Self-Powered Bipolar Photodetector Based on the MoOx/CdSe/SnTe Structure Toward the Application in Secure Optical Communication

Bipolar photodetectors, characterized by their ability to reverse output current polarity in response to external illumination, have garnered significant research attention in recent years. This study presents a self-powered bipolar photodetector based on a MoOx/CdSe/SnTe heterostructure, emphasizing its potential application in secure optical communication systems. The device employs a back-to-back diode configuration, leveraging on the photovoltaic effect, to facilitate the separation and transportation of photogenerated charge carriers. The MoOx/CdSe and CdSe/SnTe junctions are instrumental in establishing the built-in potential, leading to the generation of a negative photocurrent under short-wavelength illumination and a positive photocurrent under long-wavelength illumination, exhibiting response times within the microsecond range. The device's swift response and precise control make it highly suitable for secure communication systems.
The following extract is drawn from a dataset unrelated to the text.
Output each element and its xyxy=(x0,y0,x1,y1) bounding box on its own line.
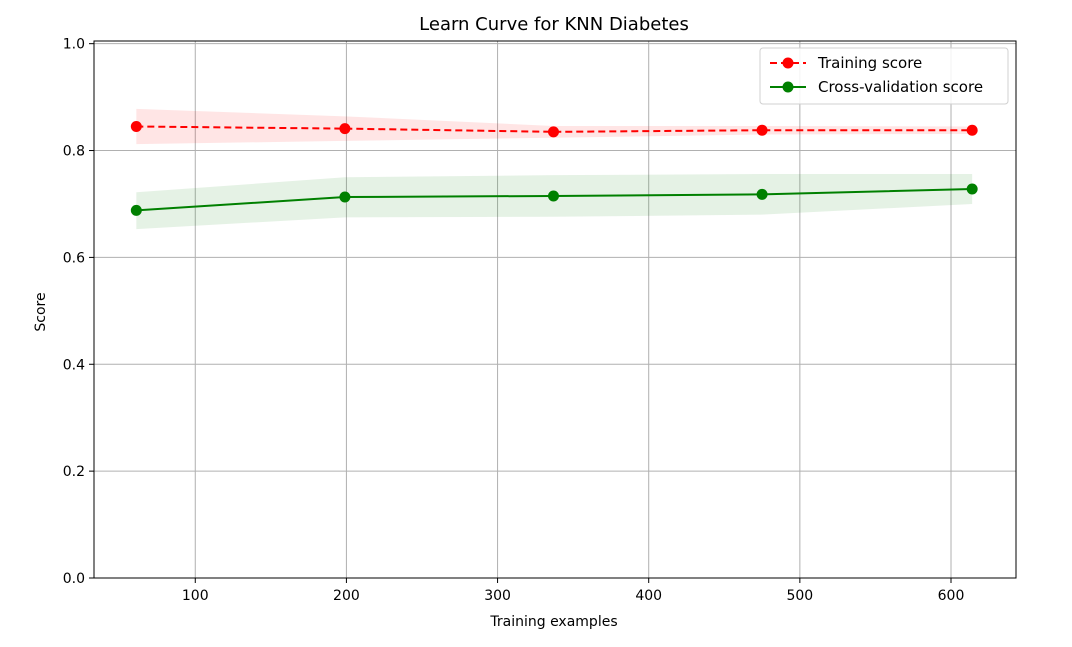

Employing the bipolar photodetector as a light signal receiver, a secure optical communication system was demonstrated, wherein the 735 nm light, serving as a positive valid signal, was effectively masked by the 405 nm light negative interference signal. This investigation provides valuable insights into the fabrication and performance optimization of wavelength-dependent bipolar photodetectors featuring a wide-narrow bandgap back-to-back diode heterostructure.